No Empty Places

VACANCY is a word that tourists needing a place to stay like to see on a motel sign. But that's about the only kind of vacancy most people would find desirable. Empty buildings, vacant lots, bare shelves, hardly are drawing cards in a community. And even natural open spaces in the countryside can bring on feelings of desolation for some people. I used to feel that way. I grew up in a rural area next door to a farm. We were a large family, and though I loved ice-skating on our pond and walking in the woods and generally enjoyed the expanse of nature virtually at our doorstep, I also often felt isolated. As I became more conscious of this, during my teen years especially, I thought the solution lay in getting away -- moving to a city, so I could be ``where the action'' was.

As it happened I did attend college in a city. And college life was brimming over with activities. But the desolate feelings persisted, especially when I returned to my parents' home or, for that matter, even when I drove through a rural area.

Then one time as I was traveling to see my parents, I began to notice how tied those old feelings were to the familiar but unwelcome stretches of landscape all around me. By this time my study of Christian Science had brought me to a point where I had realized that there is no difficulty, no matter how thick with history, that doesn't have its solution in a better understanding of God. And I started to think about the God-given dominion Christ Jesus consistently demonstrated in his life.

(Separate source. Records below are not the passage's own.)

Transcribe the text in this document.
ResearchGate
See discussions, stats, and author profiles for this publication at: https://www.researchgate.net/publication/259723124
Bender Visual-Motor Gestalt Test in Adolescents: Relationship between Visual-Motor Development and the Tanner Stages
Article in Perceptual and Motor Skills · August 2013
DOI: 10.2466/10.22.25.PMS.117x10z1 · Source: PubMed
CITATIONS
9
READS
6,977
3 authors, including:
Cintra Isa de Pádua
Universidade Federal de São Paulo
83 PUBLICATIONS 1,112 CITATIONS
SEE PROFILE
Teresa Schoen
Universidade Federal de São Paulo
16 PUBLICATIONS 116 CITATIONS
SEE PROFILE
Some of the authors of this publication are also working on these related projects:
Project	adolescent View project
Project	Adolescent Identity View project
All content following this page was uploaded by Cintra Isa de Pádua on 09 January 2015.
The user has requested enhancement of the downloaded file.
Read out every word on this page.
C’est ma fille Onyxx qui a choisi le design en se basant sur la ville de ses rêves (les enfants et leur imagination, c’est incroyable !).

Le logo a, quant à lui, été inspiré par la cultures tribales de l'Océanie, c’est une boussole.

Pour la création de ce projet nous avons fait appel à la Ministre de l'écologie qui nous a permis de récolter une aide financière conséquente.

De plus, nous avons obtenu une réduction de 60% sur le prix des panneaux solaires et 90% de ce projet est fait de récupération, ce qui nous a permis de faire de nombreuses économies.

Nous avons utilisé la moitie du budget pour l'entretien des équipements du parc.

Regardless of the physical environment in which he found himself -- whether confronting temptation in the wilderness or praying in ``a solitary place'' or teaching and healing in a crowded courtyard of Jerusalem -- there wasn't a place Jesus fled from in fear. Nor, by contrast, was there any one location he called home. But his home was perfectly settled and unchanging. He dwelt in thought with God -- persistently conscious of the reality of good, of Life, and of Love. He knew that there wasn't a place God's presence does not fill; that God was with him and he with God. He said to others, as John's Gospel records, ``I am not alone, but I and the Father that sent me.'' And Jesus' confidence in this spiritual fact gave him such freedom in living that even a so-called final place -- the tomb -- was unable to crush out the Christ-spirit or silence the Christ message of God's kingdom at hand.

As I drove along, I began to realize that the emptiness I had for years been trying to shove away was actually a mental barrenness that I needed to be awakened from -- a subtle but very definite denial of God's ever-presence. I needed to deny the suggestion that God's love could be missing or somehow unfeelable to His child.

A primarily physical sense of ourselves -- and, more fundamentally, a limited sense of God -- is what causes us to think of places in material terms, as inherently desolate, as ``God-forsaken.'' But because God is infinite Spirit and Love, there is simply no room for anything else. There is no room for emptiness. As Science and Health with Key to the Scriptures by Mary Baker Eddy, the Discoverer and Founder of Christian Science, reasons: ``God being everywhere and all-inclusive, how can He be absent or suggest the absence of omnipresence and omnipotence? How can there be more than all?'' God's presence and love therefore can never be missing or out of reach. And so no matter how dark things may seem or how alone we may feel, no sense of isolation has the power to divorce us from God's fullness or to keep us from feeling His care.

My heart felt new by the time I pulled into the driveway of my parents' home. For the first time in years I really relished the quiet -- and the beauty -- I found there. The place truly looked lovely to me, and I honestly didn't want to leave when it came time to go.

How full life is and feels depends directly on how willing we are to dispute whatever would tell us that life is in one place but not another, that good shifts around, or that there are blank space and desolate places in God's universe. We can know the permanence of God's love and we can know God. It is our Father-Mother's ever-presence that guarantees both to us. You can find more articles like this one in the Christian Science Sentinel, a weekly magazine.

BIBLE VERSE The wilderness and the solitary place shall be glad for them; and the desert shall rejoice, and blossom as the rose. It shall blossom abundantly, and rejoice even with joy and singing.... And the parched ground shall become a pool, and the thirsty land springs of water: in the habitation of dragons, where each lay, shall be grass with reeds and rushes. And an highway shall be there, and a way, and it shall be called The way of holiness.... And the ransomed of the Lord shall return, and come to Zion with songs and everlasting joy upon their heads: they shall obtain joy and gladness, and sorrow and sighing shall flee away.